GoogleHack version 0.01
=======================
This is the Rate.pm module. This module allows the user some basic Natural
Language processing capabilities. It interacts with the GoogleHack::Search
module.
Provides basic Natural Language Processing features, by using the results
retrieved from Google.
* Find the Pointwise Mututal Information measure of two words
Given two words, the moduleinteracts with Google, and retrieves the number of
times the given words occured. The PMI is calculated as follows:
Given, phrase1 and phrase2:
PMI (phrase1, phrase2) = log( (Number of times phrase1 & phrase2 co-occured) /
(Number of times phrase1 occured) (Number of times phrase2 occured) )
For example, the PMI measure for the search phrases "knife" and "cut" would be greater than for "knife" and "write".
* Given a paragraph find if the paragraph has a positive or negative
orientation
The user provides the module with a paragraph of text, for example, a review
of an automobile. The module will then issue multiple queries to Google, and
calculates the relatedness between the different combination of words in the
review.

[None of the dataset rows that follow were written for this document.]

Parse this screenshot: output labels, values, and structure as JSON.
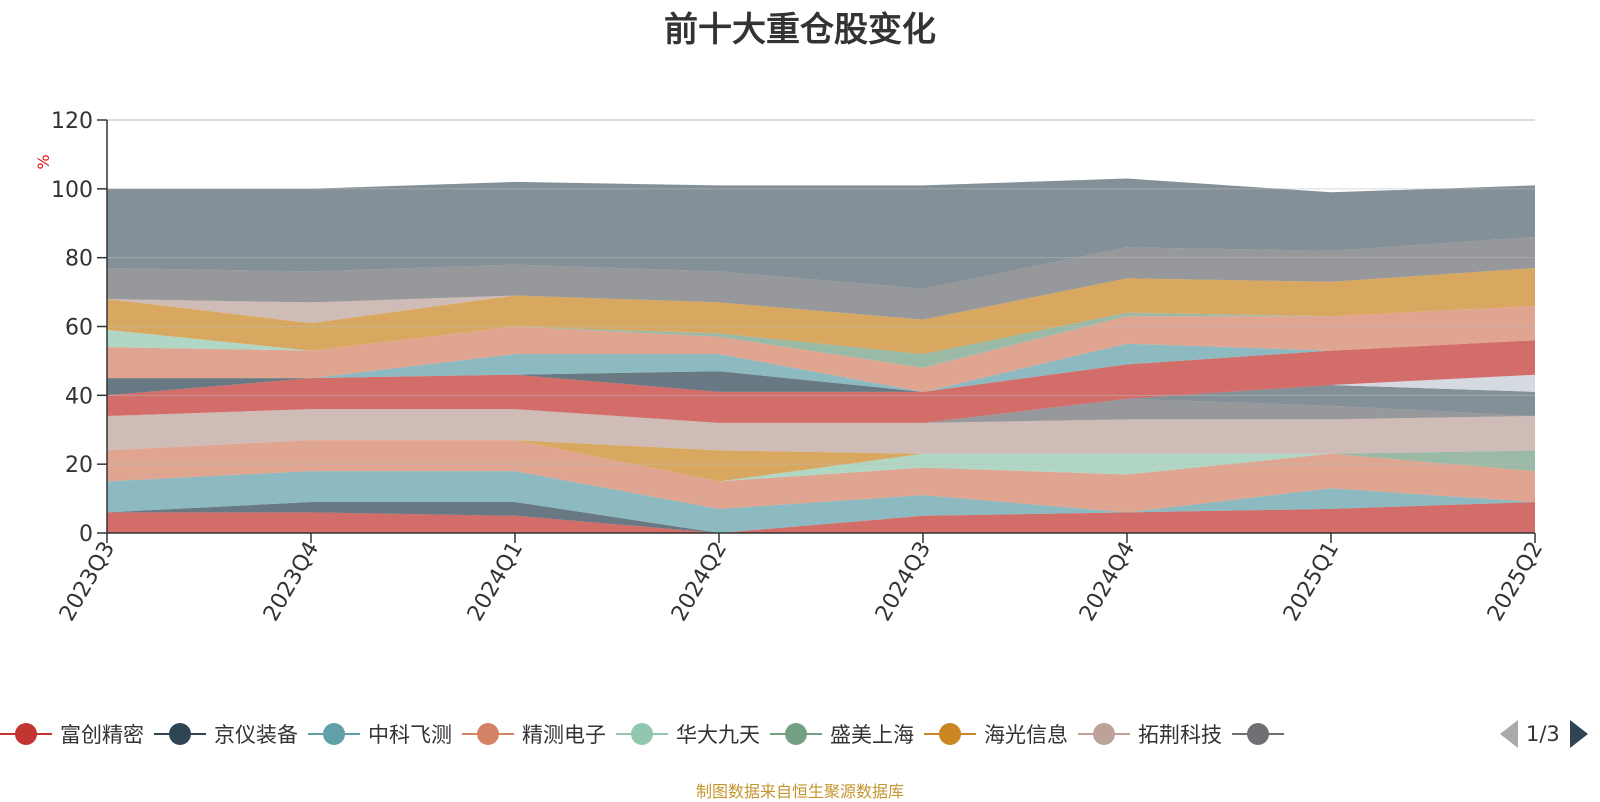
{
  "title": "前十大重仓股变化",
  "source_note": "制图数据来自恒生聚源数据库",
  "pager": {
    "text": "1/3"
  },
  "legend": [
    {
      "name": "富创精密",
      "color": "#c23531"
    },
    {
      "name": "京仪装备",
      "color": "#2f4554"
    },
    {
      "name": "中科飞测",
      "color": "#61a0a8"
    },
    {
      "name": "精测电子",
      "color": "#d48265"
    },
    {
      "name": "华大九天",
      "color": "#91c7ae"
    },
    {
      "name": "盛美上海",
      "color": "#749f83"
    },
    {
      "name": "海光信息",
      "color": "#ca8622"
    },
    {
      "name": "拓荆科技",
      "color": "#bda29a"
    },
    {
      "name": "",
      "color": "#6e7074"
    }
  ],
  "chart_data": {
    "type": "area",
    "stacked": true,
    "title": "前十大重仓股变化",
    "ylabel": "%",
    "ylim": [
      0,
      120
    ],
    "yticks": [
      0,
      20,
      40,
      60,
      80,
      100,
      120
    ],
    "categories": [
      "2023Q3",
      "2023Q4",
      "2024Q1",
      "2024Q2",
      "2024Q3",
      "2024Q4",
      "2025Q1",
      "2025Q2"
    ],
    "grid": true,
    "legend_position": "bottom",
    "series": [
      {
        "color": "#c23531",
        "values": [
          6,
          6,
          5,
          0,
          5,
          6,
          7,
          9
        ]
      },
      {
        "color": "#2f4554",
        "values": [
          0,
          3,
          4,
          0,
          0,
          0,
          0,
          0
        ]
      },
      {
        "color": "#61a0a8",
        "values": [
          9,
          9,
          9,
          7,
          6,
          0,
          6,
          0
        ]
      },
      {
        "color": "#d48265",
        "values": [
          9,
          9,
          9,
          8,
          8,
          11,
          10,
          9
        ]
      },
      {
        "color": "#91c7ae",
        "values": [
          0,
          0,
          0,
          0,
          4,
          6,
          0,
          0
        ]
      },
      {
        "color": "#749f83",
        "values": [
          0,
          0,
          0,
          0,
          0,
          0,
          0,
          6
        ]
      },
      {
        "color": "#ca8622",
        "values": [
          0,
          0,
          0,
          9,
          0,
          0,
          0,
          0
        ]
      },
      {
        "color": "#bda29a",
        "values": [
          10,
          9,
          9,
          8,
          9,
          10,
          10,
          10
        ]
      },
      {
        "color": "#6e7074",
        "values": [
          0,
          0,
          0,
          0,
          0,
          6,
          4,
          0
        ]
      },
      {
        "color": "#546570",
        "values": [
          0,
          0,
          0,
          0,
          0,
          0,
          6,
          7
        ]
      },
      {
        "color": "#c4ccd3",
        "values": [
          0,
          0,
          0,
          0,
          0,
          0,
          0,
          5
        ]
      },
      {
        "color": "#c23531",
        "values": [
          6,
          9,
          10,
          9,
          9,
          10,
          10,
          10
        ]
      },
      {
        "color": "#2f4554",
        "values": [
          5,
          0,
          0,
          6,
          0,
          0,
          0,
          0
        ]
      },
      {
        "color": "#61a0a8",
        "values": [
          0,
          0,
          6,
          5,
          0,
          6,
          0,
          0
        ]
      },
      {
        "color": "#d48265",
        "values": [
          9,
          8,
          8,
          5,
          7,
          8,
          10,
          10
        ]
      },
      {
        "color": "#91c7ae",
        "values": [
          5,
          0,
          0,
          0,
          0,
          0,
          0,
          0
        ]
      },
      {
        "color": "#749f83",
        "values": [
          0,
          0,
          0,
          1,
          4,
          1,
          0,
          0
        ]
      },
      {
        "color": "#ca8622",
        "values": [
          9,
          8,
          9,
          9,
          10,
          10,
          10,
          11
        ]
      },
      {
        "color": "#bda29a",
        "values": [
          0,
          6,
          0,
          0,
          0,
          0,
          0,
          0
        ]
      },
      {
        "color": "#6e7074",
        "values": [
          9,
          9,
          9,
          9,
          9,
          9,
          9,
          9
        ]
      },
      {
        "color": "#546570",
        "values": [
          23,
          24,
          24,
          25,
          30,
          20,
          17,
          15
        ]
      }
    ]
  }
}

If the total of the PMI measure results are positive then the review has a positive semantic orientation, and if the total is negative then the reviewe has a negative semantic orientation.
For more on this idea visit:
http://arxiv.org/ftp/cs/papers/0212/0212032.pdf
* Given a search string and a proximity value, can retrieve a top n number of sentences with the search string surrounded by a certain number of words (proximity).
* Find the top n words occuring with the search string within a certain proximity given.
INSTALLATION
There are multiple ways to install the modules.
1) You can use CPAN.pm to install GoogleHack. To install the module type the
following
:
perl -MCPAN -e 'install GoogleHack'
2) Otherwise, type the following:
perl Makefile.PL
make
make test
make install
The advantage of Using CPAN to install the module is that it will also install
all the other modules required by GoogleHack.
DEPENDENCIES
This module requires these other modules and libraries:
To use this package, you need to have a Google API ID, and the
GoogleSearch.WSDL File. You can register for this service and download the
required materials @
http://www.google.com/apis/
Other packages that you will need:
1) SOAP::Lite
2) HTML::TokeParser
DEMONSTRATION
-------------
use GoogleHack;
$search = new GoogleHack;
$search->init( "key","GoogleSearch.wsdl");
$correction=$search->phraseSpelling("dulut");
$results=$search->Search("duluth");
print $search->{'searchTime'};
print $search->{'snippet'}->[0];;
$results=$search->measureSemanticRelatedness("knife","cut");
$search->initConfig("config.txt");
$search->printConfig();
$search->predictSemanticOrientation("ggapi/googleapi/review.txt",
"excellent","bad");
DOCUMENTATION
-------------
POD style documentation is included in all modules and scripts
You can look @ `perldoc GoogleHack` for more information about the specifics
of each module. The description of each method in the modules is also given.
SUPPORT & CREDITS
-----------------
Questions about how to use this library should
If you have any questions or suggestions you e mail Pratheepan Raveendranathan
(rave0029@d.umn.edu) or Ted Pedersen (tpederse@d.umn.edu).
Design - Ted Pedersen Pratheepan Raveendranathan
Implementation - Pratheepan Raveendranathan
Documentation - Ted Pedersen Pratheepan Raveendranathan
You can visit the developers web site @
Ted Pedersen - http://www.d.umn.edu/~tpederse
Pratheepan Raveendranathan - http://www.d.umn.edu/~rave0029
COPYRIGHT AND LICENCE
Copyright (c) 2003 by Pratheepan Raveendranathan, Ted Pedersen
This program is free software; you can redistribute it and/or modify it under
the terms of the GNU General Public License as published by the Free Software
Foundation; either version 2 of the License, or (at your option) any later
version.
This program is distributed in the hope that it will be useful, but WITHOUT
ANY WARRANTY; without even the implied warranty of MERCHANTABILITY or FITNESS
FOR A PARTICULAR PURPOSE. See the GNU General Public License for more details.
You should have received a copy of the GNU General Public License along with
this program; if not, write to
The Free Software Foundation, Inc.,
59 Temple Place - Suite 330,
Boston, MA 02111-1307, USA.
This library is free software; you can redistribute it and/or modify
it under the same terms as Perl itself.